Мона смахнула слезу, глаза ее пылали гневом.

— Если вы не выложите все как есть, я сейчас отправлюсь туда и переверну все вверх дном. Вам ясно?

— Ясно, — уныло проговорил Вацлав и рассказал историю слежки за Троттом и захвата банды. Чем дольше он говорил, тем больше превращался Андрей в этакого ковбоя с Дикого Запада, бесстрашного и ни в чем не знающего удержу, а дырочка тридцать восьмого калибра — пустяк, на который герой долго не обращал внимания, успев свалить еще четверых.

— Выходит, он пошел на захват банды один? А вы? Вы сидели в кустах и ждали, когда он подаст вам сигнал — приходите, господа, на готовенькое?

— Вы все правильно поняли, Мона, — совершенно серьезно сказал Вацлав.

— Дью, ведь он опять врет? — обратилась Мона к Хантеру, но он уже понял игру Крыла, петлявшего между правдой и вымыслом.

— Думаю, что нет, — сказал он. — Ведь это как раз в духе Городецкого. Ты же видела, как я возмущался, когда он намеревался лезть в петлю и категорически отказывался брать меня с собой.

— И должен к этому добавить, — поспешил поддержать его Крыл, — Маккью — не подумайте только, что это шутка — смотрит ему в рот и ни одного шага не делает без его разрешения.

— И сколько же он дней в госпитале? — неожиданно спросила Мона.

— Четвертый, — потеряв бдительность, выпалил Крыл и по реакции Хантера понял, что спорол глупость.

— Ты все понял, Дью? Они такие добросердечные, что не хотели нас волновать. Я ухожу. И буду сидеть в госпитале столько, сколько посчитаю нужным. Если тебе это не понравится, можешь меня уволить! — И она хлопнула дверью так, что на окнах качнулись шторы.

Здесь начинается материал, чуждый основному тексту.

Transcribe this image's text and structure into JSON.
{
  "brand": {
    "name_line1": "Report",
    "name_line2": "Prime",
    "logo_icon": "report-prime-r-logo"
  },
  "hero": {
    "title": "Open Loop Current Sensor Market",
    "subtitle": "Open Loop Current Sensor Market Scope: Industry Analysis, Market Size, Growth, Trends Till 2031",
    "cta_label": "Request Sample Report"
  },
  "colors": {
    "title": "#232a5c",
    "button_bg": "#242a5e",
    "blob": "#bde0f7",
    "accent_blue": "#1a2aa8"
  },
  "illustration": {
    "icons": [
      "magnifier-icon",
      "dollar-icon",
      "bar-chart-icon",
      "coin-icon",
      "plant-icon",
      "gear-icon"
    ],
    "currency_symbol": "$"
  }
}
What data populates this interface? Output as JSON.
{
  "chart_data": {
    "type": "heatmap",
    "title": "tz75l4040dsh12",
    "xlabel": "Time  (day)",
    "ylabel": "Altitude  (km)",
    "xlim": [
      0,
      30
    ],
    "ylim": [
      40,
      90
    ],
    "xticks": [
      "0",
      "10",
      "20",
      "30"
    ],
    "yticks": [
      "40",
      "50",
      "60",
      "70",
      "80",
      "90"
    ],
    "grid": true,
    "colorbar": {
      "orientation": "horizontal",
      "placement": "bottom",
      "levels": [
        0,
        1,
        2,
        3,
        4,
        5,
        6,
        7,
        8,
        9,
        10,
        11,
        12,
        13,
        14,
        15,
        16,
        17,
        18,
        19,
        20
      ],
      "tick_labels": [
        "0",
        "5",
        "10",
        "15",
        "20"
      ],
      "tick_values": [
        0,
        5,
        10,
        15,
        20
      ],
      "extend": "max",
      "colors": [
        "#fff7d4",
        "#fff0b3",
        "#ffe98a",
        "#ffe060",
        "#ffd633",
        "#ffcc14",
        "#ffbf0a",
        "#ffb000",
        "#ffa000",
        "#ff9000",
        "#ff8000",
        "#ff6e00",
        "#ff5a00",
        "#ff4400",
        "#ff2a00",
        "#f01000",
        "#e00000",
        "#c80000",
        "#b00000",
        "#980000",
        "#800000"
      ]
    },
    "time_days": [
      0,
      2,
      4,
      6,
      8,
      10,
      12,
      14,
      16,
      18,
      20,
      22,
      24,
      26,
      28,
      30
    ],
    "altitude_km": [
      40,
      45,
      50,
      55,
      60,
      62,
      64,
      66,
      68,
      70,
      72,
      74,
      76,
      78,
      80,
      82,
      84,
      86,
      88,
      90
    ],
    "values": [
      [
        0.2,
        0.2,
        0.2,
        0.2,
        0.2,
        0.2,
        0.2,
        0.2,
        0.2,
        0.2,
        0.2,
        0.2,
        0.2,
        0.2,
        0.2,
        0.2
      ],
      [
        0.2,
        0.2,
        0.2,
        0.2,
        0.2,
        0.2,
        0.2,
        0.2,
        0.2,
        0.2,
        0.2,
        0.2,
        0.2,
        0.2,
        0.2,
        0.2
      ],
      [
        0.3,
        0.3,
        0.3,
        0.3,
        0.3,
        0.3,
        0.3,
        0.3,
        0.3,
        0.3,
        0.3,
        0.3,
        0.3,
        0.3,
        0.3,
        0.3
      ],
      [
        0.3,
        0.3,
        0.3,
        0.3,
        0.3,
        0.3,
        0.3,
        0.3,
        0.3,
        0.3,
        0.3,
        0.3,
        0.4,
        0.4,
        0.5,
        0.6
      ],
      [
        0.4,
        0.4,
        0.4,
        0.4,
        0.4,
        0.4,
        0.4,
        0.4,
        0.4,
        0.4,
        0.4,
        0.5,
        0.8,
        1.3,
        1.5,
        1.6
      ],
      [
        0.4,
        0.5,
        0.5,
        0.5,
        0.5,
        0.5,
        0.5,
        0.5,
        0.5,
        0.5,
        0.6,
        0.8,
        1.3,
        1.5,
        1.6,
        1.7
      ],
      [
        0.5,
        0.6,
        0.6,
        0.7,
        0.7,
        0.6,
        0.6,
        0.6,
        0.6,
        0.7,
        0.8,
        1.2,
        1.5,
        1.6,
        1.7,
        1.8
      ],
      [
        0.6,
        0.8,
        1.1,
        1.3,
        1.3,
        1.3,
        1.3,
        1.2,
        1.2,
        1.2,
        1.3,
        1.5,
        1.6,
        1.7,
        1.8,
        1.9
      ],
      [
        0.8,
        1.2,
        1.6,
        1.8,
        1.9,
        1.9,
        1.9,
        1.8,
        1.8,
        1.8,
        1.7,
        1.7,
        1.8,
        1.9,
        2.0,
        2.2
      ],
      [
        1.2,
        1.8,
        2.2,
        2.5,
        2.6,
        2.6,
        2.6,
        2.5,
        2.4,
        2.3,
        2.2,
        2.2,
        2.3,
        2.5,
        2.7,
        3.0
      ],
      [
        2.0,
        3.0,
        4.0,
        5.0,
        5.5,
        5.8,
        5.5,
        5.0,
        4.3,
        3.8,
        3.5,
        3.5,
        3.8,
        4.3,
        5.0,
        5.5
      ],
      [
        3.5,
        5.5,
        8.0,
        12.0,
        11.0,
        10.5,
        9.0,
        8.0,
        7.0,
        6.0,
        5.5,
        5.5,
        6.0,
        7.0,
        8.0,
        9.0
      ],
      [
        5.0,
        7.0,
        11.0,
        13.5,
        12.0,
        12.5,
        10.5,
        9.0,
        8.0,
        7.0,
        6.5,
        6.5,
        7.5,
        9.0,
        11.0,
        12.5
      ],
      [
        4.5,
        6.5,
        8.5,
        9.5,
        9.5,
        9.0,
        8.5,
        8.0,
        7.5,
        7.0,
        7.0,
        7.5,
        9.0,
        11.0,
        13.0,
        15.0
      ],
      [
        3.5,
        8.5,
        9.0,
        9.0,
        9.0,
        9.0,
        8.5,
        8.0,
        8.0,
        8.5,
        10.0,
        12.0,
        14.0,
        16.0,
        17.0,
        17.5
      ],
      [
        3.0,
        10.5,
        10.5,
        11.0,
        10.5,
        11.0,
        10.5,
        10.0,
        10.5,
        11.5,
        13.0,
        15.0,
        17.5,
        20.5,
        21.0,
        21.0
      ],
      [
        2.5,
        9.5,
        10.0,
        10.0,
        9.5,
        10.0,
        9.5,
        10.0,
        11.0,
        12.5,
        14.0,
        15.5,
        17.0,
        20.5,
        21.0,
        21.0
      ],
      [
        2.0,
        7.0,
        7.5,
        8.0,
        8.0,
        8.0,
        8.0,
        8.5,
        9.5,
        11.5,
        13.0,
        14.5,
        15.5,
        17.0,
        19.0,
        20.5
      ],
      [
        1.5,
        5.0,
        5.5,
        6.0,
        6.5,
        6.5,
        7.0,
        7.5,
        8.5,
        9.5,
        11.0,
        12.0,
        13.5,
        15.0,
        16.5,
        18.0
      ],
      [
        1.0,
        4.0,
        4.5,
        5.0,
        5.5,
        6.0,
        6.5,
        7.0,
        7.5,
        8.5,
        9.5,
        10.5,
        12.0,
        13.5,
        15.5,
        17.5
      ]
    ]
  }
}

«До чего хороша!» — это так явно отразилось на физиономии Вацлава, что Хантер усмехнулся. Вацлав уловил это и смутился.

— Она действительно пошла в госпиталь? — спросил он.

— Она пошла не в госпиталь. Она пошла к Городецкому, — сказал Дью.

— Ее же не пустят.

— Ее? — В вопросе содержалось нечто большее, чем ответ. — С Андреем действительно плохо?

— Было плохо. Почти три дня в реанимации.

— Их действительно было семь человек?

— Семь человек, пять стволов.

— А у него не было с собой… — Хантер замялся, — он называет их игрушками?

— Ультразвуковой пистолет был у меня. Второй он брать с собой отказался. Он пошел туда с обычным полицейским револьвером. — Вацлав беспомощно развел руками: — Хантер, вы должны его хорошо знать.

— Да, я знаю. И Мона в подобных ситуациях всегда будет последней, с кем он станет считаться…

Весь вечер и всю ночь она просидела возле его кровати, иногда подремывая, но готовая в каждую минуту откликнуться на любой его жест, на любое желание. А он спал и спал, может быть ощущая, а может быть, нет, ее присутствие, мягкие прикосновения к поправляемым простыням, к левой руке, вытянутой вдоль тела. Она поняла, что опасность ему не грозит, что сон возвращает ему и волю, и силы. Она думала, что впервые случай дал ей возможность рассматривать его так спокойно и так внимательно.

Просыпался он медленно, как ему казалось — в какой-то большой каюте, на старом бриге, на котором буканьеры вновь проделали свой привычный путь — от Фолклендов до Каракаса, по всей Атлантике. За окошком еще стояла тьма, вроде бы чуть штормило, Освобождалось от боли тело, утомленные бездействием мышцы властно требовали движения. Тяга к жизни возвращала его в мир живых — непутевых, бесстрашных, беспутных, милых… Почему-то вдруг стало казаться, что среди молчаливо сплотившихся буканьеров он видит Мону, что она сидит совсем рядом и склоняется, склоняется к нему, что-то шепчет при этом, и он чувствует легкое прикосновение ее теплых и нежных губ.